= Ned Sherman =

American mayor (1807–1907)

Edward Sherman (c. 1807–1907) was the first African American to serve as a mayor in New York State and one of the first African Americans to hold an elected office in the state. He served as president of the village board of Cleveland, New York, in 1878.

== Biography ==
Sherman was born on June 9, 1807, in Saratoga, New York. He moved to Herkimer, New York, at the age of 21, and eventually settled permanently in Cleveland in 1851. As a younger man, he drove an Erie Canal packet boat, and in Cleveland he worked as a barber.

At a Cleveland village board meeting on April 29, 1878, board president Albert A. Yale nominated a Catholic for the office of cemetery sexton. Yale had underestimated his community's anti-Catholic and anti-immigrant attitudes. Villagers were outraged, and Yale's motion failed by a 4–1 vote despite the trustees, president, and prospective sexton all being members of the same party. Yale resigned, and the trustees called a special election that took place on May 13. Sherman ran against two white candidates for the presidency and won by a margin of twenty votes (no exact tally has been located). “I am a Republican by color, a Democrat by affinity, a Greenbacker by conviction, and was elected on a Know-nothing ticket," he told the Lakeside Press in May 1878. The newspapers mocked his election as a "matter of burlesque" resulting from "a moment of pique" against the outgoing president, but Sherman served out his one-year term with reputed dignity and practicality before retiring from public office and campaigning for Yale's reelection as president.
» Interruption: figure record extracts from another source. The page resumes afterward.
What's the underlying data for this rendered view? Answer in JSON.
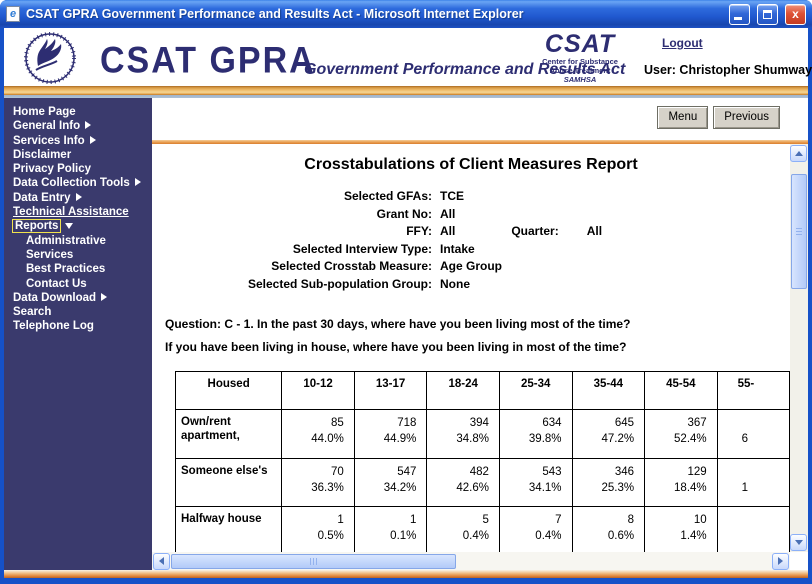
{
  "window": {
    "title": "CSAT GPRA Government Performance and Results Act - Microsoft Internet Explorer"
  },
  "header": {
    "brand": "CSAT GPRA",
    "brand_subtitle": "Government Performance and Results Act",
    "csat": {
      "title": "CSAT",
      "line1": "Center for Substance",
      "line2": "Abuse Treatment",
      "line3": "SAMHSA"
    },
    "logout": "Logout",
    "user": "User: Christopher Shumway"
  },
  "sidebar": {
    "items": [
      {
        "label": "Home Page"
      },
      {
        "label": "General Info",
        "arrow": "right"
      },
      {
        "label": "Services Info",
        "arrow": "right"
      },
      {
        "label": "Disclaimer"
      },
      {
        "label": "Privacy Policy"
      },
      {
        "label": "Data Collection Tools",
        "arrow": "right"
      },
      {
        "label": "Data Entry",
        "arrow": "right"
      },
      {
        "label": "Technical Assistance",
        "underline": true
      },
      {
        "label": "Reports",
        "arrow": "down",
        "selected": true
      },
      {
        "label": "Administrative",
        "indent": true
      },
      {
        "label": "Services",
        "indent": true
      },
      {
        "label": "Best Practices",
        "indent": true
      },
      {
        "label": "Contact Us",
        "indent": true
      },
      {
        "label": "Data Download",
        "arrow": "right"
      },
      {
        "label": "Search"
      },
      {
        "label": "Telephone Log"
      }
    ]
  },
  "toolbar": {
    "menu": "Menu",
    "previous": "Previous"
  },
  "report": {
    "title": "Crosstabulations of Client Measures Report",
    "params": [
      {
        "label": "Selected GFAs:",
        "value": "TCE"
      },
      {
        "label": "Grant No:",
        "value": "All"
      },
      {
        "label": "FFY:",
        "value": "All",
        "label2": "Quarter:",
        "value2": "All"
      },
      {
        "label": "Selected Interview Type:",
        "value": "Intake"
      },
      {
        "label": "Selected Crosstab Measure:",
        "value": "Age Group"
      },
      {
        "label": "Selected Sub-population Group:",
        "value": "None"
      }
    ],
    "question1": "Question: C - 1. In the past 30 days, where have you been living most of the time?",
    "question2": "If you have been living in house, where have you been living in most of the time?"
  },
  "table": {
    "col_headers": [
      "Housed",
      "10-12",
      "13-17",
      "18-24",
      "25-34",
      "35-44",
      "45-54",
      "55-"
    ],
    "rows": [
      {
        "label": "Own/rent apartment,",
        "cells": [
          [
            "85",
            "44.0%"
          ],
          [
            "718",
            "44.9%"
          ],
          [
            "394",
            "34.8%"
          ],
          [
            "634",
            "39.8%"
          ],
          [
            "645",
            "47.2%"
          ],
          [
            "367",
            "52.4%"
          ],
          [
            "",
            "6"
          ]
        ]
      },
      {
        "label": "Someone else's",
        "cells": [
          [
            "70",
            "36.3%"
          ],
          [
            "547",
            "34.2%"
          ],
          [
            "482",
            "42.6%"
          ],
          [
            "543",
            "34.1%"
          ],
          [
            "346",
            "25.3%"
          ],
          [
            "129",
            "18.4%"
          ],
          [
            "",
            "1"
          ]
        ]
      },
      {
        "label": "Halfway house",
        "cells": [
          [
            "1",
            "0.5%"
          ],
          [
            "1",
            "0.1%"
          ],
          [
            "5",
            "0.4%"
          ],
          [
            "7",
            "0.4%"
          ],
          [
            "8",
            "0.6%"
          ],
          [
            "10",
            "1.4%"
          ],
          [
            "",
            ""
          ]
        ]
      }
    ]
  },
  "colors": {
    "window_border": "#1651C8",
    "sidebar_bg": "#3A3A6D",
    "brand_navy": "#2D2D72",
    "gold": "#E3A24B",
    "orange_rule": "#E2873C",
    "selected_outline": "#F0E34D",
    "close_red": "#DE5136"
  }
}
In 1883, Sherman ran for an open seat on the village board but garnered only 21% of the vote, receiving eight out of the thirty-eight ballots casts.

== Personal life ==
Circa 1851, Sherman married a Black woman and Oswego County native named Elizabeth. The couple had four daughters and one son. After Elizabeth died, Sherman married Harriet Wilson. He died in 1907, claiming to be one hundred years old.